The U.S. Small Business Administration has temporarily closed its Section 7(a) loan program and will not approve further requests for loan guarantees at this time. SBA Administrator Hector Barreto said that SBA has encountered unprecedented demand for the loan guarantees. Unprocessed applications will be returned to lenders.
The abrupt shutdown of one of the SBA's most popular loan programs has left hundreds of small businesses in financial limbo. On Jan. 6, 2004, the SBA notified members of Congress via e-mail that the Administration was instituting the "lending holiday," effective immediately because of budgetary constraints.
U.S. lawmakers have not passed a $373 billion spending bill for the budget year that started Oct. 1 2003, which includes money for the SBA backing of the 7(a) loan program. Like most federal agencies, the SBA has been functioning under a temporary authority at 2002 spending levels.
The strong demand for small loans to purchase office equipment, computers and other general businesses items led the agency last week to place a cap the maximum loan it would guarantee through the program at $750,000, down from $2 million. Banks and other financial institutions were jolted Wednesday morning by news that the SBA indefinitely halted the entire 7(a) program.
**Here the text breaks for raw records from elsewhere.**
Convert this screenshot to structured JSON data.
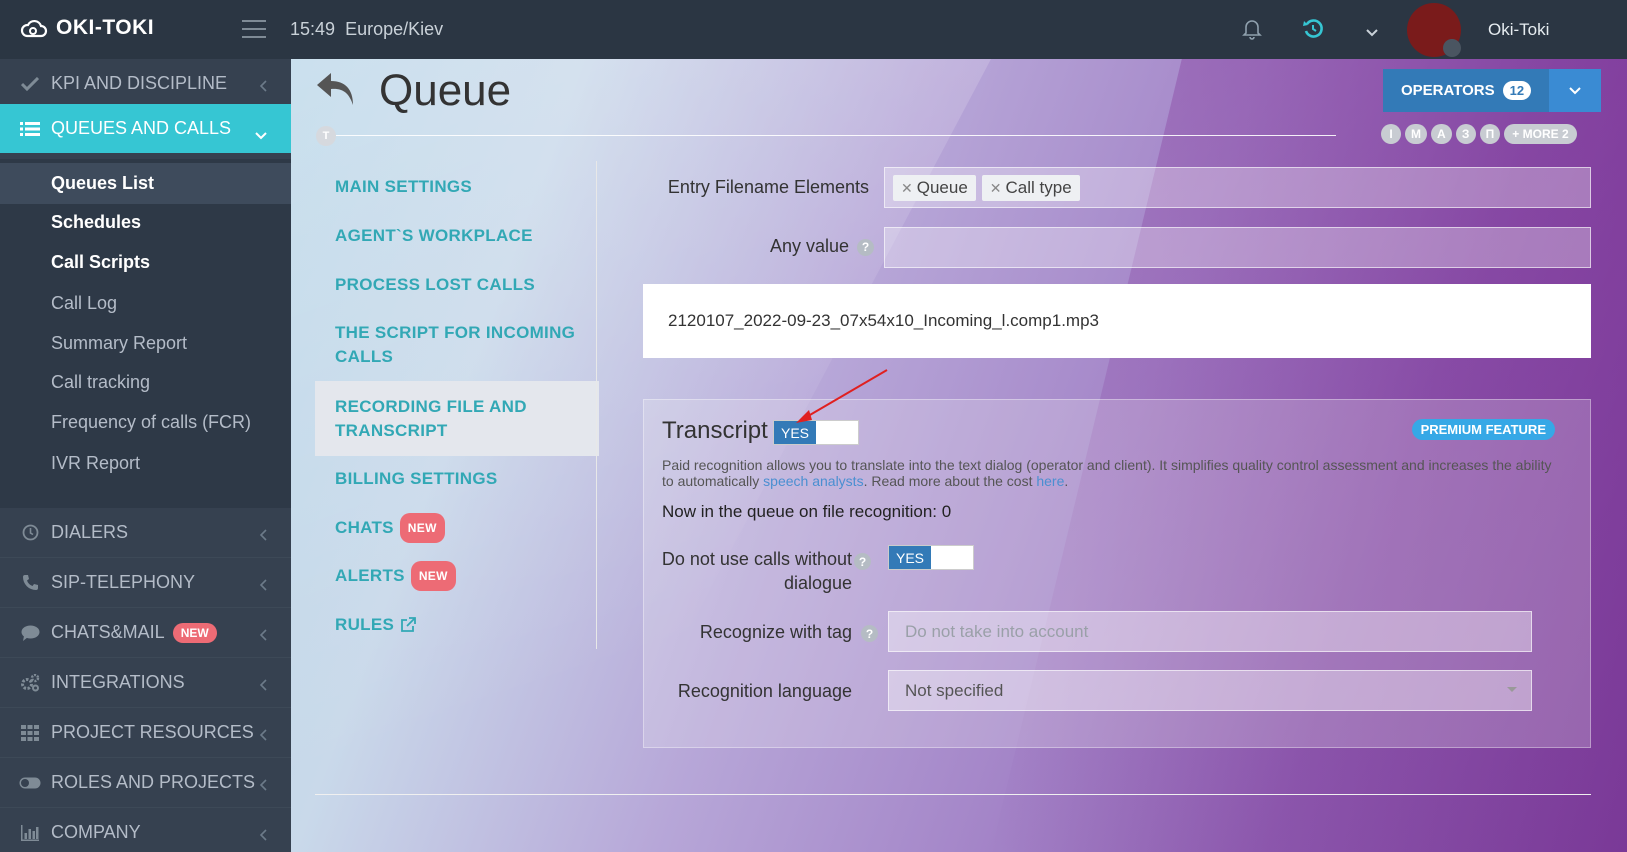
{
  "header": {
    "logo_text": "OKI-TOKI",
    "time": "15:49",
    "timezone": "Europe/Kiev",
    "username": "Oki-Toki"
  },
  "sidebar": {
    "items": [
      {
        "label": "KPI AND DISCIPLINE",
        "icon": "check-icon"
      },
      {
        "label": "QUEUES AND CALLS",
        "icon": "list-icon",
        "active": true
      },
      {
        "label": "DIALERS",
        "icon": "clock-icon"
      },
      {
        "label": "SIP-TELEPHONY",
        "icon": "phone-icon"
      },
      {
        "label": "CHATS&MAIL",
        "icon": "chat-icon",
        "badge": "NEW"
      },
      {
        "label": "INTEGRATIONS",
        "icon": "gears-icon"
      },
      {
        "label": "PROJECT RESOURCES",
        "icon": "grid-icon"
      },
      {
        "label": "ROLES AND PROJECTS",
        "icon": "toggle-icon"
      },
      {
        "label": "COMPANY",
        "icon": "bar-chart-icon"
      }
    ],
    "subitems": [
      "Queues List",
      "Schedules",
      "Call Scripts",
      "Call Log",
      "Summary Report",
      "Call tracking",
      "Frequency of calls (FCR)",
      "IVR Report"
    ]
  },
  "page": {
    "title": "Queue",
    "timeline_start": "T",
    "timeline_tags": [
      "І",
      "М",
      "А",
      "З",
      "П",
      "+ MORE 2"
    ],
    "operators_label": "OPERATORS",
    "operators_count": "12"
  },
  "tabs": [
    {
      "label": "MAIN SETTINGS"
    },
    {
      "label": "AGENT`S WORKPLACE"
    },
    {
      "label": "PROCESS LOST CALLS"
    },
    {
      "label": "THE SCRIPT FOR INCOMING CALLS"
    },
    {
      "label": "RECORDING FILE AND TRANSCRIPT",
      "active": true
    },
    {
      "label": "BILLING SETTINGS"
    },
    {
      "label": "CHATS",
      "badge": "NEW"
    },
    {
      "label": "ALERTS",
      "badge": "NEW"
    },
    {
      "label": "RULES"
    }
  ],
  "form": {
    "entry_label": "Entry Filename Elements",
    "chips": [
      "Queue",
      "Call type"
    ],
    "any_value_label": "Any value",
    "help_glyph": "?",
    "filename": "2120107_2022-09-23_07x54x10_Incoming_l.comp1.mp3"
  },
  "transcript": {
    "title": "Transcript",
    "toggle_label": "YES",
    "premium": "PREMIUM FEATURE",
    "desc_part1": "Paid recognition allows you to translate into the text dialog (operator and client). It simplifies quality control assessment and increases the ability to automatically ",
    "desc_link1": "speech analysts",
    "desc_part2": ". Read more about the cost ",
    "desc_link2": "here",
    "desc_part3": ".",
    "queue_line": "Now in the queue on file recognition: 0",
    "no_dialogue_label_1": "Do not use calls without",
    "no_dialogue_label_2": "dialogue",
    "no_dialogue_toggle": "YES",
    "tag_label": "Recognize with tag",
    "tag_placeholder": "Do not take into account",
    "lang_label": "Recognition language",
    "lang_value": "Not specified"
  },
  "colors": {
    "sidebar_active": "#36c6d3",
    "tab_text": "#32a8b5",
    "primary": "#337ab7",
    "badge_new": "#ed6b75",
    "premium": "#36a8e6"
  }
}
Under the program, small businesses may obtain loans of up to $2 million from financial institutions, and the SBA will guarantee up to $1 million of the loan amount. The loan may be used for a wide range of business purposes.
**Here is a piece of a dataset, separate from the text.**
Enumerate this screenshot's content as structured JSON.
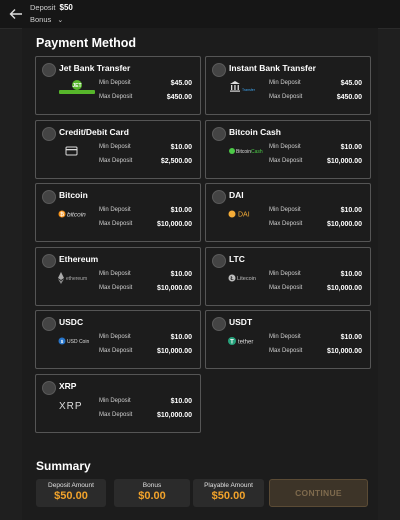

Sen. John F. Kerry (D- Mass.), ranking Democrat on the Senate Committee on Small Business and Entrepreneurship, sent a letter to SBA Administrator Hector Barreto objecting to the SBA's decision to immediately suspend for the loan program.
"At a time when the country has already lost 3 million jobs, it is astonishing that this Administration would deny small businesses access to loans," Kerry said in the letter. "Small businesses are the best way for our nation to create jobs and grow our economy."
In the letter, Kerry criticized the Administration for requesting inadequate program funding levels for the program year after year.
"Instead of taking action to avoid repeating past funding problems, in testimony before this Committee, the Administration has repeatedly criticized the industry's projections as excessive and dismissed concerns about the program running out of money," Kerry wrote. "Consequently, when the higher estimates are realized, Congress has been forced to bail out the Administration each year with additional appropriations and emergency legislation."
To ensure that small businesses are able to get the loans they need, Kerry urged Administrator Barreto to exercise his discretion to transfer money from within the agency to fund this program immediately, and to do so without penalizing other programs. Kerry also urged the Administration to seek supplemental funding once Congress is in session so that the program can continue uninterrupted for the remainder of the fiscal year.
"With respect to loans that are already in the SBA processing "pipeline," and contrary to the direction issued in the Policy Notice (No. 0000-1707) that the SBA released last night, the Agency should not return or destroy any loan applications it receives," Kerry wrote. "The Agency should hold the loans and date when they are received so that the Agency can process the loans in the order received once the program is again operating and guaranteeing loans. This approach is fair and does not penalize those who have pending applications.
The American Bankers Association is also urging the SBA to restart the 7(a) loan program and return the loan cap to its original limit. James Ballentine, ABA director of housing and community development, said it's unfair to lenders and most importantly unfair to small businesses.
"First the SBA underestimated loan demand. Then it tried to make up for that underestimation by placing a cap on loan amounts to small businesses," Ballentine said. "Now it's closing down the 7(a) program."
While the 7(a) program is halted, other SBA programs are unfazed by this week's events. Small businesses may apply for a loan under the Certified Development Company Program, also known as the 504-program. These loans generally are granted to companies that plan to add jobs to local economies.
Since the SBA was founded in 1953, the agency has helped nearly 20 million small businesses get up and running. Through its management programs, minority business support, and federal contract procurement assistance, the agency has been transformed into the single largest financial backer of small businesses in the nation.
The SBA currently manages approximately 219,000 loans worth more than $45 billion. A significant portion of its loan portfolio consists of low-interest disaster relief funding for small businesses.